What is the circular fashion and how can traceability help it?

A fundamental aspect for understanding sustainability-driven innovation is looking at how social and environmental issues are addressed across the entire product life cycle, including manufacturing, operations and disposal.

This is where circular fashion and the concept of circular economy come into play.

A definition of circular economy

What is the circular economy? How can we achieve that?

A sustainable business model, also called circular business model, is developing in opposition to the traditional linear business model.

“In a linear business model, the conceptual logic for value creation is based on a material flow where (only) virgin material enters the value chain upstream and all product value, except raw material value, is added through manufacturing and user behaviour[1]”.

On the contrary, “We define a circular business model as a business model in which the conceptual logic for value creation is based on utilizing economic value retained in products after use in the production of new offerings[2]”.

In the circular economy, a business aims to minimize resource consumption and reduce waste, while maximizing the value that can be created by operating within as many “loops” as possible.

Take back, second-hand sales, subscription and rental models are all examples of circular models with the aim of prolonging the life of existing clothing.

Examples of circular fashion models

The North Face has organized a “Take back program” initiative. The brand is helping to ensure that worn clothes don’t end up in landfills. Its “Clothes the Loop” program encourages people to drop off unwanted clothing and footwear (any condition, any brand) at the North Face retail and outlets stores. 

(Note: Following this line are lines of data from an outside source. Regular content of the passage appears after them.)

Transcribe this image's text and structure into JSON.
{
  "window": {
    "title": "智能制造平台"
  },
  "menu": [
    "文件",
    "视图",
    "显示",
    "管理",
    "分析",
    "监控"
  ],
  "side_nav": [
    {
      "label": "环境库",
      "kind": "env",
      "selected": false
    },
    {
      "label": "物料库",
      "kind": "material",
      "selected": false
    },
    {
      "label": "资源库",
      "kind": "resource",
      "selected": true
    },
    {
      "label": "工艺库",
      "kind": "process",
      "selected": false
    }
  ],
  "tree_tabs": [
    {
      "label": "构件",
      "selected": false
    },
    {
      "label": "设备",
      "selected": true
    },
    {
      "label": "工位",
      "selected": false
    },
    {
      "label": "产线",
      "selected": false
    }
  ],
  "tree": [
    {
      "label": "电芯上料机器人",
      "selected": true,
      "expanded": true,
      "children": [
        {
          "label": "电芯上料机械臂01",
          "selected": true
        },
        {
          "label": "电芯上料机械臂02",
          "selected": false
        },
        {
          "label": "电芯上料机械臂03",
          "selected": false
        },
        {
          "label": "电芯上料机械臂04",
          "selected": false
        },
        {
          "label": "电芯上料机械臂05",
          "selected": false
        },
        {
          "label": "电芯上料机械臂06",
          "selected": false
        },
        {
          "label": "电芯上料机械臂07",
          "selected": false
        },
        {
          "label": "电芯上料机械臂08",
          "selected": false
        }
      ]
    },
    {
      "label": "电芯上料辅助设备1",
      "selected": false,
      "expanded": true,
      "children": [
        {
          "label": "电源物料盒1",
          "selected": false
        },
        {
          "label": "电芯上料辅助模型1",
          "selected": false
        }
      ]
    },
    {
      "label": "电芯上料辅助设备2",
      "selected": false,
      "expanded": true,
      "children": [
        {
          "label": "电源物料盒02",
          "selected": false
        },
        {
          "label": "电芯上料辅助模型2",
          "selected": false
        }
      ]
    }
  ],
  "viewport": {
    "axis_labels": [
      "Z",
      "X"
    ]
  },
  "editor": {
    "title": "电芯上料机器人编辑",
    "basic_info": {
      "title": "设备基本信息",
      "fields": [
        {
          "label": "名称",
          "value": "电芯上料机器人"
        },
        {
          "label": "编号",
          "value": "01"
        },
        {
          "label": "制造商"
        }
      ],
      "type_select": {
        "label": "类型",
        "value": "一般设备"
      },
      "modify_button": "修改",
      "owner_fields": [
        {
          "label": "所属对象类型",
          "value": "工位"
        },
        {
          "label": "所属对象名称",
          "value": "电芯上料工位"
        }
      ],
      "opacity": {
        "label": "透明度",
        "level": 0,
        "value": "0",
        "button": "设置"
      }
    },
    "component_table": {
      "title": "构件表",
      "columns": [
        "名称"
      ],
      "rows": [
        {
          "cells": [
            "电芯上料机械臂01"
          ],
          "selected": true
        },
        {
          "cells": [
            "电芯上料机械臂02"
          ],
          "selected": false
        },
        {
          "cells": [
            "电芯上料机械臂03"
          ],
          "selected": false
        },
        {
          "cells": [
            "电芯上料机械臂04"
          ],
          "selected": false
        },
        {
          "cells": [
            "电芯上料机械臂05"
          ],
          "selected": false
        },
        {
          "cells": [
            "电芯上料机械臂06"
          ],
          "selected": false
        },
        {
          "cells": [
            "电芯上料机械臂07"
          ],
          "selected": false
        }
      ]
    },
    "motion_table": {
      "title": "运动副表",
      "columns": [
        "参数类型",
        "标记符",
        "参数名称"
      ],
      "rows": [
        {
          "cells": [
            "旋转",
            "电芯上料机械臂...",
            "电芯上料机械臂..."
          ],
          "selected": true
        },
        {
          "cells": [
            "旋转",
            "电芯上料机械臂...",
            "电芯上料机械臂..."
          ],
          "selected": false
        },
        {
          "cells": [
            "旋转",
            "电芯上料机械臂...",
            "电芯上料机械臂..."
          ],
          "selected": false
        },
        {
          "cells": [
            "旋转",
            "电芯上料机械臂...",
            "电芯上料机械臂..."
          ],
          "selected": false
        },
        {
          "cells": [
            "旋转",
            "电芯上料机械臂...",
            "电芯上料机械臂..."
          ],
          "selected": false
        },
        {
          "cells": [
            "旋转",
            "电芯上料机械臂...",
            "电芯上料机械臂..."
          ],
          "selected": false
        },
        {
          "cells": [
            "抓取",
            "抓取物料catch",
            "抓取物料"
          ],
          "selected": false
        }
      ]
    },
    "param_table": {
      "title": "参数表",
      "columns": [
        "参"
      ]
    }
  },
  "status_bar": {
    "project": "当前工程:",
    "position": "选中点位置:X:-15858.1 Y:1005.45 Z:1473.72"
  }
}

Resale is also becoming a new market category in the fashion world being pioneered by companies like Thred Up, The RealReal, Poshmark, followed by major e-commerce sites like eBay and Etsy that are also in the mix.

Yoox Net-A-Porter Group launched Infinity with the ambition to power a circular luxury fashion platform, while Farfetch has its own Second Life platform for second-hand goods. 

Traceability is the pillar

Thus, it is expected from a circular business model “to contain offerings where the ownership over the product is retained, because the retained ownership facilitates the return flow of used products to the producer[3]”.

It enables to create value from recycled and reused materials, instead of overexploiting natural resources through the use of virgin materials.

According to the Ellen McArthur Foundation, achieving the vision will require transparency and traceability across the value chain, for example on product specifications, chemical inputs, materials used, and production practices.

The ability to trace products, components, and materials, as well as the social and environmental conditions in which they were made, along the whole supply chain, including after use, is essential to prove that the product is really circular.

The digitalization of the supply chain is the most effective enabler of retained ownership, because the information about the product lifecycle will be crucial to inform after-use practices such as sorting, remaking, and recycling.